Euthanasia, tissue processing, and histology

At the conclusion of all studies, animals were deeply anesthetized and subsequently euthanized by Euthasol (rodents) or transcardial perfusion with formalin and phosphate-buffered saline (PBS; pigs). For the rodent experiments, subjects were anesthetized, and the graft region and the distal sciatic nerve were harvested at terminal time points. Nerves were postfixed in formalin at 4°C overnight. Formalin-fixed nerves were cryoprotected for 48 hours in 30% sucrose in PBS, frozen in optimal cutting temperature media, and cryosectioned either longitudinally (20 μm) along the graft region or axially (10 μm) starting 0.5 cm distal to the graft zone. Rodent histological analyses were performed up to 16 weeks after transection to determine distal nerve Schwann cell presence, cytoarchitecture, graft survival, and graft axon integration with distal nerve.

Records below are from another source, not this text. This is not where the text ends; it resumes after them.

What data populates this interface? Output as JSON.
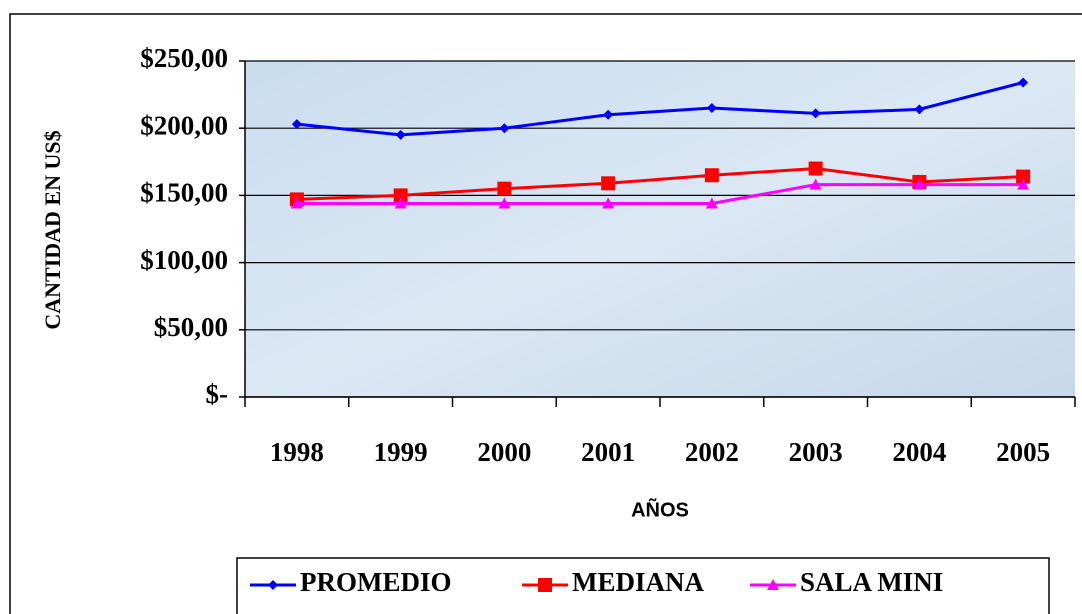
{
  "chart_data": {
    "type": "line",
    "y_label": "CANTIDAD EN US$",
    "x_label": "AÑOS",
    "categories": [
      "1998",
      "1999",
      "2000",
      "2001",
      "2002",
      "2003",
      "2004",
      "2005"
    ],
    "series": [
      {
        "name": "PROMEDIO",
        "color": "#0000ff",
        "marker": "diamond",
        "values": [
          203,
          195,
          200,
          210,
          215,
          211,
          214,
          234
        ]
      },
      {
        "name": "MEDIANA",
        "color": "#ff0000",
        "marker": "square",
        "values": [
          147,
          150,
          155,
          159,
          165,
          170,
          160,
          164
        ]
      },
      {
        "name": "SALA MINI",
        "color": "#ff00ff",
        "marker": "triangle",
        "values": [
          144,
          144,
          144,
          144,
          144,
          158,
          158,
          158
        ]
      }
    ],
    "ylim": [
      0,
      250
    ],
    "yticks": [
      {
        "value": 0,
        "label": "$-"
      },
      {
        "value": 50,
        "label": "$50,00"
      },
      {
        "value": 100,
        "label": "$100,00"
      },
      {
        "value": 150,
        "label": "$150,00"
      },
      {
        "value": 200,
        "label": "$200,00"
      },
      {
        "value": 250,
        "label": "$250,00"
      }
    ],
    "grid": true,
    "legend": "bottom"
  }
}
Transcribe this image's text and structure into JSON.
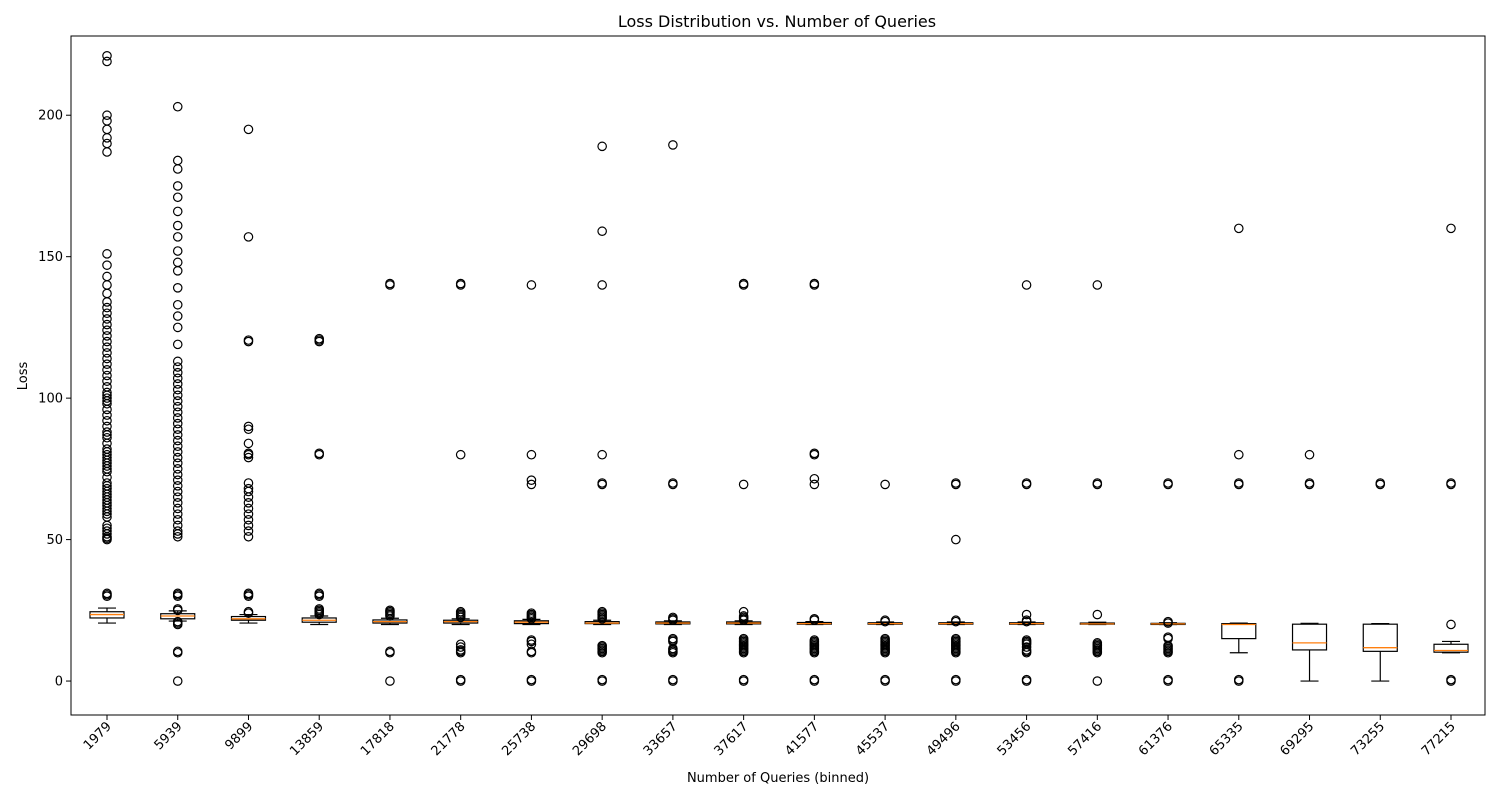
{
  "chart_data": {
    "type": "box",
    "title": "Loss Distribution vs. Number of Queries",
    "xlabel": "Number of Queries (binned)",
    "ylabel": "Loss",
    "ylim": [
      -12,
      228
    ],
    "yticks": [
      0,
      50,
      100,
      150,
      200
    ],
    "grid": false,
    "legend": "none",
    "colors": {
      "box": "#000000",
      "median": "#ff7f0e",
      "background": "#ffffff"
    },
    "categories": [
      "1979",
      "5939",
      "9899",
      "13859",
      "17818",
      "21778",
      "25738",
      "29698",
      "33657",
      "37617",
      "41577",
      "45537",
      "49496",
      "53456",
      "57416",
      "61376",
      "65335",
      "69295",
      "73255",
      "77215"
    ],
    "boxes": [
      {
        "whislo": 20.5,
        "q1": 22.3,
        "med": 23.5,
        "q3": 24.5,
        "whishi": 25.8,
        "fliers": [
          30,
          30.5,
          31,
          50,
          50.5,
          51,
          52,
          53,
          54,
          55,
          58,
          59,
          60,
          61,
          62,
          63,
          64,
          65,
          66,
          67,
          68,
          69,
          70,
          72,
          74,
          75,
          76,
          77,
          78,
          79,
          80,
          81,
          82,
          84,
          86,
          87,
          88,
          90,
          92,
          94,
          96,
          98,
          99,
          100,
          101,
          102,
          104,
          106,
          108,
          110,
          112,
          114,
          116,
          118,
          120,
          122,
          124,
          126,
          128,
          130,
          132,
          134,
          137,
          140,
          143,
          147,
          151,
          187,
          190,
          192,
          195,
          198,
          200,
          219,
          221
        ]
      },
      {
        "whislo": 21.2,
        "q1": 22,
        "med": 23,
        "q3": 23.8,
        "whishi": 24.8,
        "fliers": [
          0,
          10,
          10.5,
          20,
          20.5,
          21,
          25,
          25.5,
          30,
          30.5,
          31,
          51,
          52,
          53,
          55,
          57,
          59,
          61,
          63,
          65,
          67,
          69,
          71,
          73,
          75,
          77,
          79,
          81,
          83,
          85,
          87,
          89,
          91,
          93,
          95,
          97,
          99,
          101,
          103,
          105,
          107,
          109,
          111,
          113,
          119,
          125,
          129,
          133,
          139,
          145,
          148,
          152,
          157,
          161,
          166,
          171,
          175,
          181,
          184,
          203
        ]
      },
      {
        "whislo": 20.5,
        "q1": 21.5,
        "med": 22,
        "q3": 22.8,
        "whishi": 23.5,
        "fliers": [
          24,
          24.5,
          30,
          30.5,
          31,
          51,
          53,
          55,
          57,
          59,
          61,
          63,
          65,
          67,
          68,
          70,
          79,
          80,
          80.5,
          84,
          89,
          90,
          120,
          120.5,
          157,
          195
        ]
      },
      {
        "whislo": 20,
        "q1": 20.8,
        "med": 21.5,
        "q3": 22.3,
        "whishi": 23,
        "fliers": [
          23.5,
          24,
          24.5,
          25,
          25.5,
          30,
          30.5,
          31,
          80,
          80.5,
          120,
          120.5,
          121
        ]
      },
      {
        "whislo": 20,
        "q1": 20.5,
        "med": 21,
        "q3": 21.6,
        "whishi": 22.2,
        "fliers": [
          0,
          10,
          10.5,
          23,
          23.5,
          24,
          24.5,
          25,
          140,
          140.5
        ]
      },
      {
        "whislo": 20,
        "q1": 20.5,
        "med": 21,
        "q3": 21.5,
        "whishi": 22,
        "fliers": [
          0,
          0.5,
          10,
          10.5,
          11,
          12,
          13,
          22.5,
          23,
          23.5,
          24,
          24.5,
          80,
          140,
          140.5
        ]
      },
      {
        "whislo": 20,
        "q1": 20.3,
        "med": 20.8,
        "q3": 21.3,
        "whishi": 21.8,
        "fliers": [
          0,
          0.5,
          10,
          10.5,
          13,
          14,
          14.5,
          22,
          22.5,
          23,
          23.5,
          24,
          69.5,
          71,
          80,
          140
        ]
      },
      {
        "whislo": 20,
        "q1": 20.3,
        "med": 20.5,
        "q3": 21,
        "whishi": 21.5,
        "fliers": [
          0,
          0.5,
          10,
          10.5,
          11,
          11.5,
          12,
          12.5,
          22,
          22.5,
          23,
          23.5,
          24,
          24.5,
          69.5,
          70,
          80,
          140,
          159,
          189
        ]
      },
      {
        "whislo": 20,
        "q1": 20.2,
        "med": 20.5,
        "q3": 20.9,
        "whishi": 21.3,
        "fliers": [
          0,
          0.5,
          10,
          10.5,
          11,
          11.5,
          14,
          14.5,
          15,
          21.5,
          22,
          22.5,
          69.5,
          70,
          189.5
        ]
      },
      {
        "whislo": 20,
        "q1": 20.2,
        "med": 20.5,
        "q3": 20.9,
        "whishi": 21.3,
        "fliers": [
          0,
          0.5,
          10,
          10.5,
          11,
          11.5,
          12,
          12.5,
          13,
          13.5,
          14,
          14.5,
          15,
          21.5,
          22,
          22.5,
          23,
          24.5,
          69.5,
          140,
          140.5
        ]
      },
      {
        "whislo": 20,
        "q1": 20.1,
        "med": 20.3,
        "q3": 20.7,
        "whishi": 21,
        "fliers": [
          0,
          0.5,
          10,
          10.5,
          11,
          11.5,
          12,
          12.5,
          13,
          13.5,
          14,
          14.5,
          21.5,
          22,
          69.5,
          71.5,
          80,
          80.5,
          140,
          140.5
        ]
      },
      {
        "whislo": 20,
        "q1": 20.1,
        "med": 20.3,
        "q3": 20.6,
        "whishi": 20.9,
        "fliers": [
          0,
          0.5,
          10,
          10.5,
          11,
          11.5,
          12,
          12.5,
          13,
          13.5,
          14,
          14.5,
          15,
          21,
          21.5,
          69.5
        ]
      },
      {
        "whislo": 20,
        "q1": 20.1,
        "med": 20.3,
        "q3": 20.6,
        "whishi": 20.9,
        "fliers": [
          0,
          0.5,
          10,
          10.5,
          11,
          11.5,
          12,
          12.5,
          13,
          13.5,
          14,
          14.5,
          15,
          21,
          21.5,
          50,
          69.5,
          70
        ]
      },
      {
        "whislo": 20,
        "q1": 20.1,
        "med": 20.3,
        "q3": 20.6,
        "whishi": 20.9,
        "fliers": [
          0,
          0.5,
          10,
          10.5,
          11,
          12,
          13,
          13.5,
          14,
          14.5,
          21,
          21.5,
          23.5,
          69.5,
          70,
          140
        ]
      },
      {
        "whislo": 20,
        "q1": 20.1,
        "med": 20.2,
        "q3": 20.5,
        "whishi": 20.8,
        "fliers": [
          0,
          10,
          10.5,
          11,
          11.5,
          12,
          12.5,
          13,
          13.5,
          23.5,
          69.5,
          70,
          140
        ]
      },
      {
        "whislo": 20,
        "q1": 20,
        "med": 20.2,
        "q3": 20.4,
        "whishi": 20.6,
        "fliers": [
          0,
          0.5,
          10,
          10.5,
          11,
          11.5,
          12,
          12.5,
          15,
          15.5,
          20.5,
          21,
          69.5,
          70
        ]
      },
      {
        "whislo": 10,
        "q1": 15,
        "med": 20,
        "q3": 20.3,
        "whishi": 20.5,
        "fliers": [
          0,
          0.5,
          69.5,
          70,
          80,
          160
        ]
      },
      {
        "whislo": 0,
        "q1": 11,
        "med": 13.5,
        "q3": 20.1,
        "whishi": 20.4,
        "fliers": [
          69.5,
          70,
          80
        ]
      },
      {
        "whislo": 0,
        "q1": 10.5,
        "med": 11.8,
        "q3": 20.1,
        "whishi": 20.3,
        "fliers": [
          69.5,
          70
        ]
      },
      {
        "whislo": 10,
        "q1": 10.2,
        "med": 10.8,
        "q3": 13,
        "whishi": 14,
        "fliers": [
          0,
          0.5,
          20,
          69.5,
          70,
          160
        ]
      }
    ]
  }
}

At the terminal time points of porcine studies, ipsilateral and contralateral hindlimbs were postfixed in formalin at 4°C overnight, and then nerves were harvested and postfixed in formalin at 4°C overnight. For the short-gap study (1-cm graft; 2 weeks after repair) and the early regenerative phase cohort in the long-gap study (5-cm graft; 1 and 3 months after repair), nerves were cryoprotected and frozen. Sections were taken longitudinally (20 μm) across the graft or axially (10 μm) at 1-cm intervals along the length of the nerve beginning at 0.5 cm distal to the graft zone. Frozen sections were washed three times in PBS, blocked, and permeabilized in 4% normal horse serum with 0.3% Triton X-100 for 1 hour. All subsequent steps were performed using blocking solution for antibody dilutions. Axons were labeled with anti-NF200 (1:200; Sigma-Aldrich, N0142) and/or anti-SMI31/32 (1:1500; Millipore, NE1022/NE1023). Schwann cells and myelin were labeled with anti-S100 (1:250; Dako, Z0311) and anti–myelin basic protein (MBP; 1:1500; Encor, CPCA-MBP), respectively. Primary antibodies were applied overnight at 4°C followed by the appropriate fluorophore-conjugated secondary antibody (1:1000; Alexa Fluor, Invitrogen) for 2 hours at room temperature. For animals enrolled in the long-gap cohort studying the chronic regenerative phase (5-cm defects, 6 to 12 months after repair), formalin-fixed nerves were paraffin-embedded, and axial sections (8 μm) were taken at 1-cm intervals along the length of the nerve beginning at 0.5 cm distal to the graft zone. Deparaffinized sections were rehydrated in descending ethanol gradient, and high-heat and pressure antigen retrieval was performed in tris/EDTA buffer. Sections were blocked with 4% normal horse serum in OptiMax (BioGenex, HK583-5K). All subsequent steps were performed using blocking solution for antibody dilutions. Sections were incubated with primary antibodies for axons, Schwann cells, and myelination as described above.